January 12, 2026

Distributed Model Inference with Daft

A deep dive into Daft’s distributed execution engine, Flotilla, for multimodal data pipelines

by ByteDance Volcano Engine, Colin Ho

TL;DR:

Flotilla is Daft’s distributed execution engine for multimodal data and AI workloads. It coordinates multiple single-node Swordfish engines, plans and schedules tasks itself, and executes pipelines in a streaming manner to efficiently scale data processing and model inference across a cluster.

Designing Daft for Modern Data and AI Workloads

Modern data and AI pipelines increasingly combine large-scale data processing with model inference, often across heterogeneous resources such as CPUs and GPUs. These workloads place new demands on execution engines, requiring not just scalability, but also efficient scheduling, streaming execution, and native support for multimodal data.

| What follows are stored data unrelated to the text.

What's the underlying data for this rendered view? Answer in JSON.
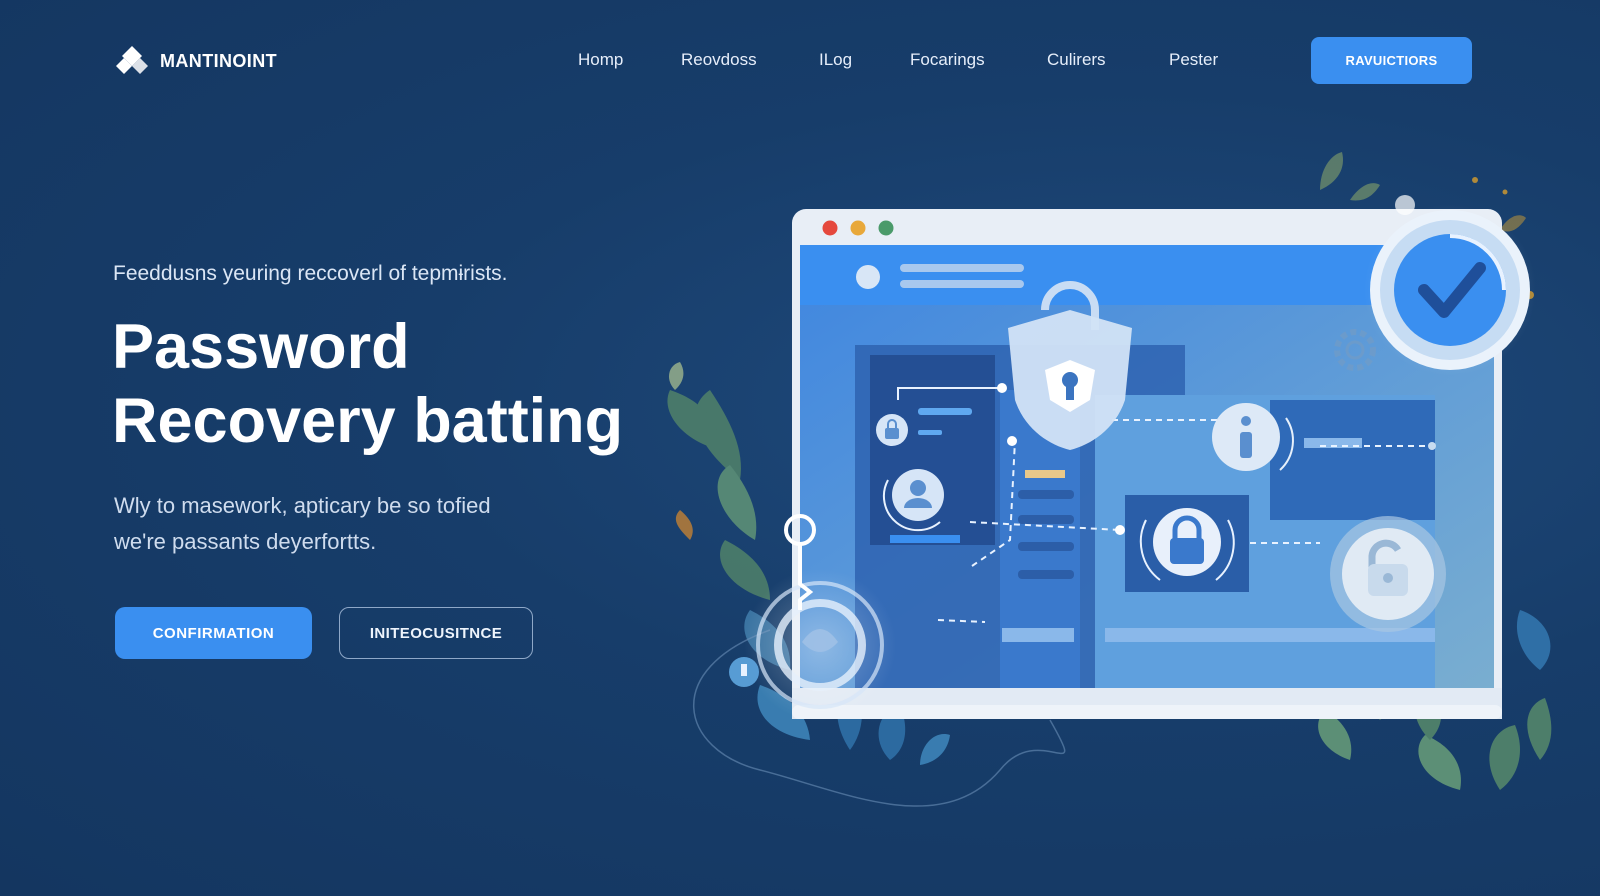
{
  "brand": {
    "name": "MANTINOINT"
  },
  "nav": {
    "items": [
      {
        "label": "Homp"
      },
      {
        "label": "Reovdoss"
      },
      {
        "label": "ILog"
      },
      {
        "label": "Focarings"
      },
      {
        "label": "Culirers"
      },
      {
        "label": "Pester"
      }
    ],
    "cta_label": "RAVUICTIORS"
  },
  "hero": {
    "eyebrow": "Feeddusns yeuring reccoverl of tepmɨrists.",
    "title_line1": "Password",
    "title_line2": "Recovery batting",
    "subtitle_line1": "Wly to masework, apticary be so tofied",
    "subtitle_line2": "we're passants deyerfortts.",
    "primary_button": "CONFIRMATION",
    "secondary_button": "INITEOCUSITNCE"
  },
  "colors": {
    "background": "#173d6a",
    "accent": "#3a8ff0",
    "window_red": "#e5483d",
    "window_yellow": "#e8a83a",
    "window_green": "#4a9a6a",
    "leaf": "#4d7e6a"
  },
  "icons": [
    "logo-icon",
    "shield-lock-icon",
    "info-icon",
    "padlock-icon",
    "user-icon",
    "unlock-icon",
    "checkmark-icon",
    "key-icon",
    "gear-icon"
  ]
}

Daft is designed to meet these demands. It provides a Rust-based execution core with Python DataFrame and SQL APIs, supports both single-node and distributed execution, and natively understands multimodal data types and operators. Its distributed execution engine, Flotilla, builds on these foundations to efficiently execute complex pipelines across a Ray-managed cluster.

Historically, tools like Pandas served as the “Swiss Army knife” for single-node, structured data workflows, while systems such as Polars and Dask explored vertical and horizontal scaling strategies, respectively. Daft builds on the lessons of these systems, combining efficient local execution with first-class distributed support to address the needs of modern, multimodal data pipelines.

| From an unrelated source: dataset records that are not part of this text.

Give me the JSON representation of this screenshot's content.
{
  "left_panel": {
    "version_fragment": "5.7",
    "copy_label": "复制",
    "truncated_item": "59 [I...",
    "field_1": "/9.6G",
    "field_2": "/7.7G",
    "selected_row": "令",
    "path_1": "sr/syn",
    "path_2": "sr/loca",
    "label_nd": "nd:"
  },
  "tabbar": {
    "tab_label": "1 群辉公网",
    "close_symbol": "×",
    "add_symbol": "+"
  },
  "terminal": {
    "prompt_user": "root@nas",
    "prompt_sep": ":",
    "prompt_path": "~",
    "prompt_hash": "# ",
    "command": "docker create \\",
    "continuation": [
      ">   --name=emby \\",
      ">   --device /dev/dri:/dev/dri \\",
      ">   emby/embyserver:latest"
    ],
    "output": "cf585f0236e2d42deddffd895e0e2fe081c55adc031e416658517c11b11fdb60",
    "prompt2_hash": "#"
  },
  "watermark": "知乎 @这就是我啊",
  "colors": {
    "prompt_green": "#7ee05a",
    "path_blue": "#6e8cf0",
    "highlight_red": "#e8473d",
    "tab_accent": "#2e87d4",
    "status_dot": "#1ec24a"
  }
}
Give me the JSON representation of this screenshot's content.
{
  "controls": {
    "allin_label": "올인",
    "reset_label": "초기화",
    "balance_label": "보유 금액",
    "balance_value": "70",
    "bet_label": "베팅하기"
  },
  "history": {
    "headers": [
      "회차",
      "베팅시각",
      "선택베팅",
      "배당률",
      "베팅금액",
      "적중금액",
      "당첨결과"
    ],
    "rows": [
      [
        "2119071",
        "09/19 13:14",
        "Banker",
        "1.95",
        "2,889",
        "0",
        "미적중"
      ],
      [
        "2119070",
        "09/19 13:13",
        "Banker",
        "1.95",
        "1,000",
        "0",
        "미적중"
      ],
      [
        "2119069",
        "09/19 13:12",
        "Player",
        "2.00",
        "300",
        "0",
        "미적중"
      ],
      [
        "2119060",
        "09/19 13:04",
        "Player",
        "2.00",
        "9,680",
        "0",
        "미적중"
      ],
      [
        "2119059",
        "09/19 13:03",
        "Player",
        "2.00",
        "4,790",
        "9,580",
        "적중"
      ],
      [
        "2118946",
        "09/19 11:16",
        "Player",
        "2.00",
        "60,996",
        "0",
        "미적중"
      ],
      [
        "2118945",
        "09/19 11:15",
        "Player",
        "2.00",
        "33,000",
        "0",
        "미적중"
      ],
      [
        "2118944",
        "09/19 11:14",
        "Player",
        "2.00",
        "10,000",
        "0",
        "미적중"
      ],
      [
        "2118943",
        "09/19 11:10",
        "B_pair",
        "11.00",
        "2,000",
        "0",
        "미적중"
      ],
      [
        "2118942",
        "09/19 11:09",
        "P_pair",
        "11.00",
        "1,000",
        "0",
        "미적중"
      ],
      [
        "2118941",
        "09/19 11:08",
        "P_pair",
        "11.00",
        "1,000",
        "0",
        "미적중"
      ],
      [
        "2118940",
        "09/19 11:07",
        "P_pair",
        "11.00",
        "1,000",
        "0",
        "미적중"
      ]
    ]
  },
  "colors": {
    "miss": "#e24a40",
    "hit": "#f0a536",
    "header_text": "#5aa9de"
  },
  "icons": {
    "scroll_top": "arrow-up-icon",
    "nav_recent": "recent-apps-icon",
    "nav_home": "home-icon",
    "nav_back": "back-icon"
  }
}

Daft combines the strengths of both approaches. Its core engine is implemented in Rust, while exposing Python DataFrame and SQL APIs. It provides both single-node and distributed execution engines, with seamless switching between the two. More importantly, Daft provides first-class support for multimodal data types and operators, enabling data processing pipelines that combine structured data, unstructured data, and model inference within a single execution engine. This allows Daft to extend beyond traditional structured data processing into multimodal workloads.

In a previous article, Exploring Daft's Local Execution: The Swordfish Engine, we used a representative image classification pipeline to walk through the internals of Daft’s single-node execution engine, Swordfish. In this article, we reuse the same example to dive into the design and implementation of Daft’s distributed execution engine, Flotilla.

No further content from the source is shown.